La maladie constituée impose un traitement odontologique de fond pour la stopper. Il consiste à décontaminer la surface des racines dentaires à l'aide d'instruments introduits en profondeur dans les poches parodontales. Des antibiotiques complètent au besoin le traitement.
La chirurgie permet parfois de corriger les séquelles de la parodontite. «Des biomatériaux inertes poreux - biocéramiques, bioverres, corail, ou d'origine bovine - peuvent aider à la reconstitution de l'os, avec des résultats variables selon les patients et la forme des lésions, indique le Pr Colombier. Certains comportent des facteurs de croissance qui restent délicats à maîtriser. Les gencives et l'attache dentaire sont encore plus difficiles à reconstituer, et les résultats, imprévisibles.» La recherche s'oriente vers l'utilisation de molécules anti-inflammatoires, les résolvines, qui pourraient moduler la réponse inflammatoire locale. Et à bien plus long terme vers l'utilisation des cellules souches.
L'autre grande maladie infectieuse des dents, la carie, a beaucoup régressé, surtout grâce aux dentifrices fluorés. «Mais cette réduction est moindre en France que dans les pays voisins qui ont adopté la fluoration de l'eau», indique le Pr Tenenbaum.
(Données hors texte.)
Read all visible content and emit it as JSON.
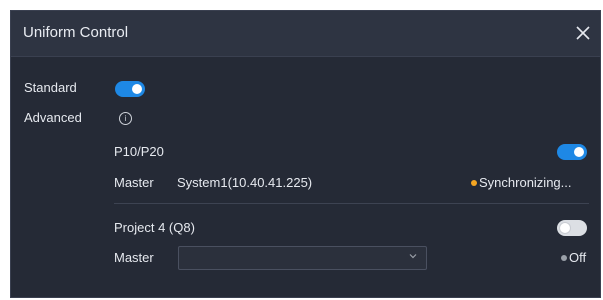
{
  "dialog": {
    "title": "Uniform Control"
  },
  "standard": {
    "label": "Standard",
    "enabled": true
  },
  "advanced": {
    "label": "Advanced",
    "info_icon": "i"
  },
  "groups": [
    {
      "name": "P10/P20",
      "enabled": true,
      "master_label": "Master",
      "master_value": "System1(10.40.41.225)",
      "status_text": "Synchronizing...",
      "status_color": "#f5a623"
    },
    {
      "name": "Project 4 (Q8)",
      "enabled": false,
      "master_label": "Master",
      "master_value": "",
      "status_text": "Off",
      "status_color": "#9aa0a8"
    }
  ],
  "colors": {
    "dialog_bg": "#252a36",
    "header_bg": "#2e3442",
    "accent": "#1e88e5",
    "warning": "#f5a623"
  }
}
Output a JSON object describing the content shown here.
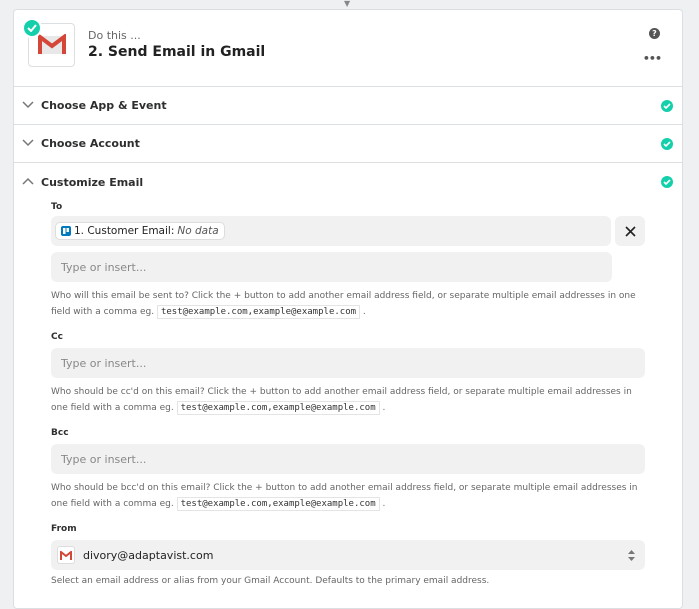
{
  "header": {
    "kicker": "Do this ...",
    "title": "2. Send Email in Gmail"
  },
  "sections": [
    {
      "label": "Choose App & Event"
    },
    {
      "label": "Choose Account"
    },
    {
      "label": "Customize Email"
    }
  ],
  "fields": {
    "to": {
      "label": "To",
      "pill_label": "1. Customer Email:",
      "pill_value": "No data",
      "placeholder": "Type or insert...",
      "hint": "Who will this email be sent to? Click the + button to add another email address field, or separate multiple email addresses in one field with a comma eg.",
      "example": "test@example.com,example@example.com"
    },
    "cc": {
      "label": "Cc",
      "placeholder": "Type or insert...",
      "hint": "Who should be cc'd on this email? Click the + button to add another email address field, or separate multiple email addresses in one field with a comma eg.",
      "example": "test@example.com,example@example.com"
    },
    "bcc": {
      "label": "Bcc",
      "placeholder": "Type or insert...",
      "hint": "Who should be bcc'd on this email? Click the + button to add another email address field, or separate multiple email addresses in one field with a comma eg.",
      "example": "test@example.com,example@example.com"
    },
    "from": {
      "label": "From",
      "value": "divory@adaptavist.com",
      "hint": "Select an email address or alias from your Gmail Account. Defaults to the primary email address."
    }
  },
  "punct": ".",
  "colors": {
    "success": "#13d0ab",
    "gmail_red": "#d44638"
  }
}
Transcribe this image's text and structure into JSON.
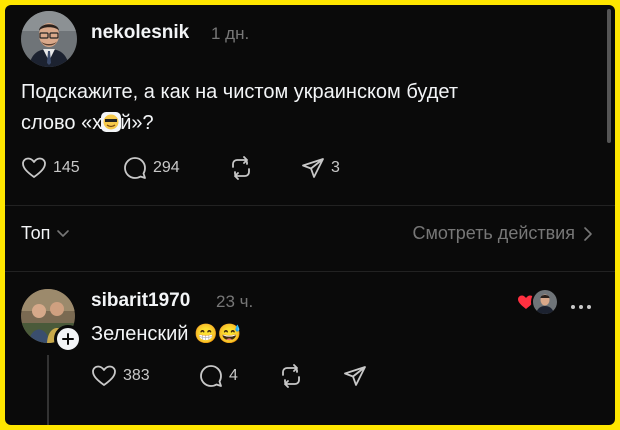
{
  "post": {
    "username": "nekolesnik",
    "time": "1 дн.",
    "text_line1": "Подскажите, а как на чистом украинском будет",
    "text_line2_before": "слово «х",
    "text_line2_after": "й»?",
    "likes": "145",
    "comments": "294",
    "shares": "3"
  },
  "sort": {
    "label": "Топ",
    "view_activity": "Смотреть действия"
  },
  "reply": {
    "username": "sibarit1970",
    "time": "23 ч.",
    "text": "Зеленский",
    "emojis": "😁😅",
    "likes": "383",
    "comments": "4"
  },
  "colors": {
    "border": "#ffe600",
    "background": "#0a0a0a",
    "like_heart": "#ff3040"
  }
}
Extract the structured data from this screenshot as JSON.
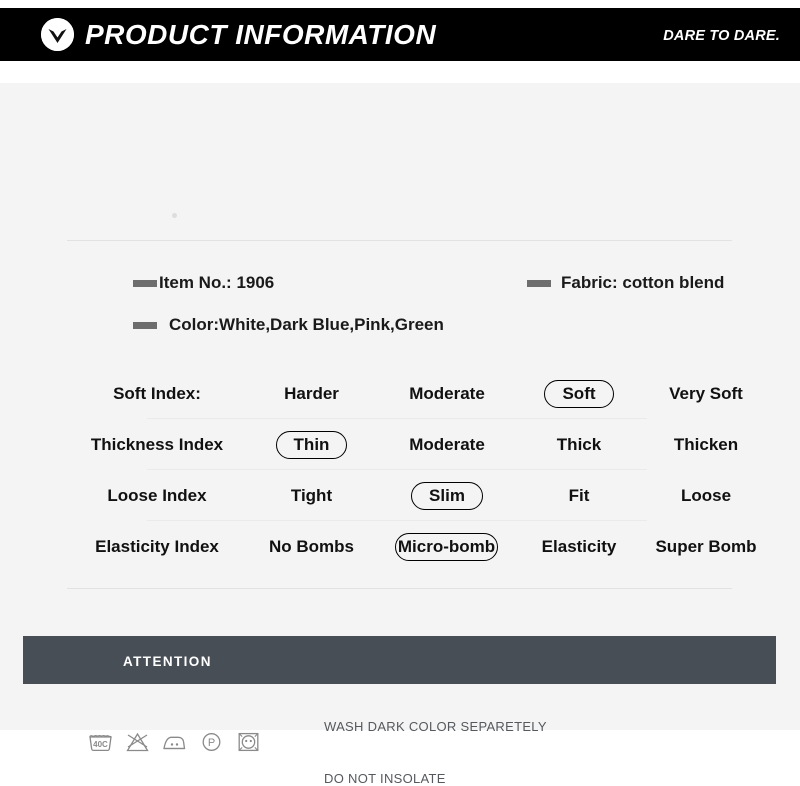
{
  "header": {
    "title": "PRODUCT INFORMATION",
    "tagline": "DARE TO DARE.",
    "logo_icon": "v-chevron-logo-icon",
    "background_color": "#000000",
    "text_color": "#ffffff"
  },
  "meta": {
    "item_no": "Item No.:  1906",
    "fabric": "Fabric:  cotton blend",
    "color": "Color:White,Dark Blue,Pink,Green"
  },
  "index_table": {
    "rows": [
      {
        "label": "Soft Index:",
        "options": [
          "Harder",
          "Moderate",
          "Soft",
          "Very Soft"
        ],
        "selected": "Soft",
        "selected_index": 2
      },
      {
        "label": "Thickness Index",
        "options": [
          "Thin",
          "Moderate",
          "Thick",
          "Thicken"
        ],
        "selected": "Thin",
        "selected_index": 0
      },
      {
        "label": "Loose Index",
        "options": [
          "Tight",
          "Slim",
          "Fit",
          "Loose"
        ],
        "selected": "Slim",
        "selected_index": 1
      },
      {
        "label": "Elasticity Index",
        "options": [
          "No Bombs",
          "Micro-bomb",
          "Elasticity",
          "Super Bomb"
        ],
        "selected": "Micro-bomb",
        "selected_index": 1
      }
    ]
  },
  "attention": {
    "title": "ATTENTION",
    "background_color": "#474e56",
    "care_symbols": [
      {
        "name": "wash-40c-icon",
        "label": "40C"
      },
      {
        "name": "do-not-bleach-icon",
        "label": ""
      },
      {
        "name": "iron-two-dots-icon",
        "label": ""
      },
      {
        "name": "dry-clean-p-icon",
        "label": "P"
      },
      {
        "name": "tumble-dry-icon",
        "label": ""
      }
    ],
    "care_lines": [
      "WASH DARK COLOR SEPARETELY",
      "DO NOT INSOLATE"
    ]
  },
  "colors": {
    "page_background": "#f4f4f4",
    "divider": "#e2e2e2",
    "marker_dash": "#6d6d6d"
  }
}
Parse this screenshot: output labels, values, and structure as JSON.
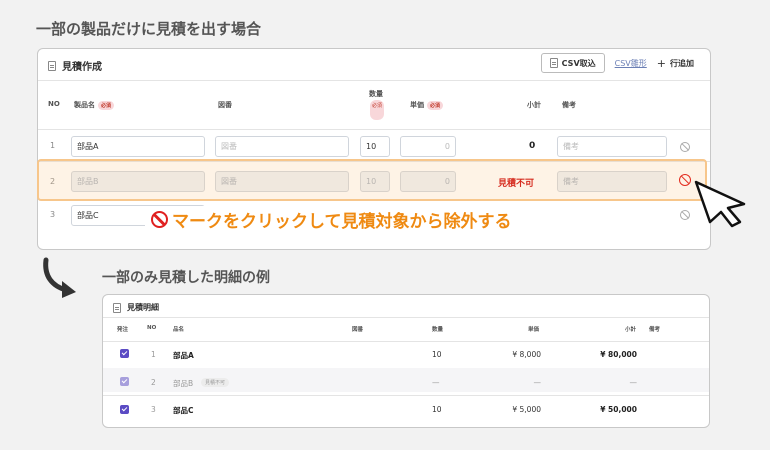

Environ 10 % des enfants présentent encore plus d'une carie. La prévention passe par la limitation des sucres qui favorisent la prolifération des bactéries carieuses, surtout streptocoques et lactobacilles, et l'élimination de la plaque dentaire par le brossage avec un dentifrice bien dosé en fluor pour éviter la fluorose.
Les progrès les plus récents viennent de la détection très précoce des caries au moyen de techniques de fluorescence, de l'imagerie 3D pour visualiser les lésions carieuses dans l'espace, et de l'utilisation du laser pour limiter strictement la partie ôtée à la lésion. Lorsque la carie est profonde, des matériaux de comblement bioactifs pourraient favoriser une certaine régénération de la dentine (que l'on appelle aussi ivoire).